Website is hosted throughout many different servers
Can utilise shared or committed servers
Can provide back again up techniques and cargo balancing

Added benefits:

No solitary stage of failure ? an individual server failing fails to get the website offline
Load balancing makes it possible for page views to generally be dispersed somewhere between servers lessening the desire on every single and increasing all round general performance

Downsides:

Expenses if utilising focused servers
Insufficient customisation if making use of shared servers

Colocation

In certain cases termed as Co-location or just Colo, this manner of internet hosting enables valued clients to enjoy the main advantages of an information heart position but nonetheless keep possession with the equipment.

Functionality:

Customer purchases and owns server(s)
Servers are housed in the details middle
Shopper rents place for servers

Many benefits:

Bodily stability of knowledge heart area
Bodily basic safety of details centre position
Accessibility to superior bandwidth connections
Retained price for the equipment as corporation belongings

Negatives:

Preliminary expenses of buying servers
Significantly less scalability stemming from price of changing components
Prospective for squandered potential if huge spec components is ordered to future-proof the system

Managed Internet hosting

Managed internet hosting can be a model of internet hosting just where the elements make reference to the aid the customer gets instead compared to the form of server it includes and thus it may well include any kind of hosting/server put together that include shared or devoted.

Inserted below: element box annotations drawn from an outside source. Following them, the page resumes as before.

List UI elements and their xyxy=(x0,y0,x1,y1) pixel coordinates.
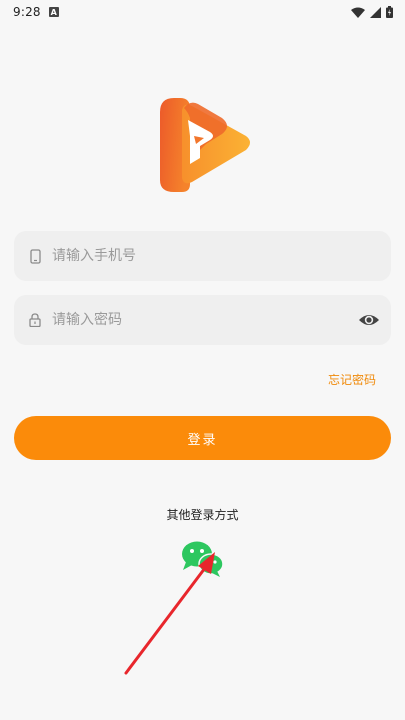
eye-icon[interactable] xyxy=(358,310,380,330)
status-right xyxy=(351,6,393,18)
wechat-icon[interactable] xyxy=(180,540,224,578)
login-button[interactable]: 登录 xyxy=(14,416,391,460)
app-logo-icon xyxy=(160,98,250,192)
phone-field xyxy=(14,231,391,281)
forgot-password-link[interactable]: 忘记密码 xyxy=(328,371,376,388)
phone-input[interactable] xyxy=(52,241,332,271)
battery-icon xyxy=(386,6,393,18)
lock-icon xyxy=(28,312,42,328)
wifi-icon xyxy=(351,7,365,18)
signal-icon xyxy=(370,6,381,18)
other-login-label: 其他登录方式 xyxy=(166,508,239,522)
notification-icon: A xyxy=(48,7,59,17)
login-screen: 9:28 A 请输入手机号 忘记密码 登录 其他登录方式 xyxy=(0,0,405,720)
phone-icon xyxy=(28,248,42,264)
password-input[interactable] xyxy=(52,305,332,335)
status-left: 9:28 A xyxy=(13,5,59,19)
status-bar: 9:28 A xyxy=(0,0,405,24)
password-field xyxy=(14,295,391,345)
status-time: 9:28 xyxy=(13,5,41,19)
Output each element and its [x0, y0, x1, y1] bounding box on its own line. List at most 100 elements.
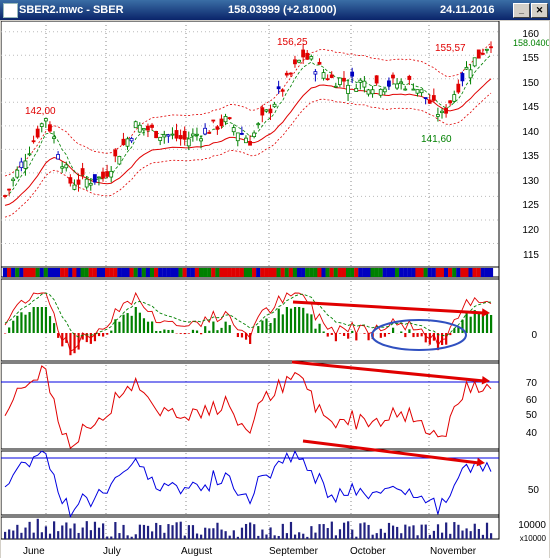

A totally managed system is appropriately the deluxe offer for clientele with larger sized budgets along with a scarcity of skills in-house.

Capabilities (sometimes):

Specialist guidance and recommendations
Specialists around to build configuration adjustments
General performance checking
Regularly a devoted server

Positive factors (dependent over the sort of assist):

Obtain with the know-how and understanding of internet hosting supplier
Spherical the clock assist in the event that of overall performance concerns or downtime
Proactive and reactive guidance for modifications within the site or site use
Enable to appropriately scale and configure system

Negatives:

Will are typically high priced compared to self-managed packages

Be sure to refer to Buying a Web Host: Why Webhosting Is Surely An Entrepreneur?s Necessity, since the story gives you additional information to the subject matter.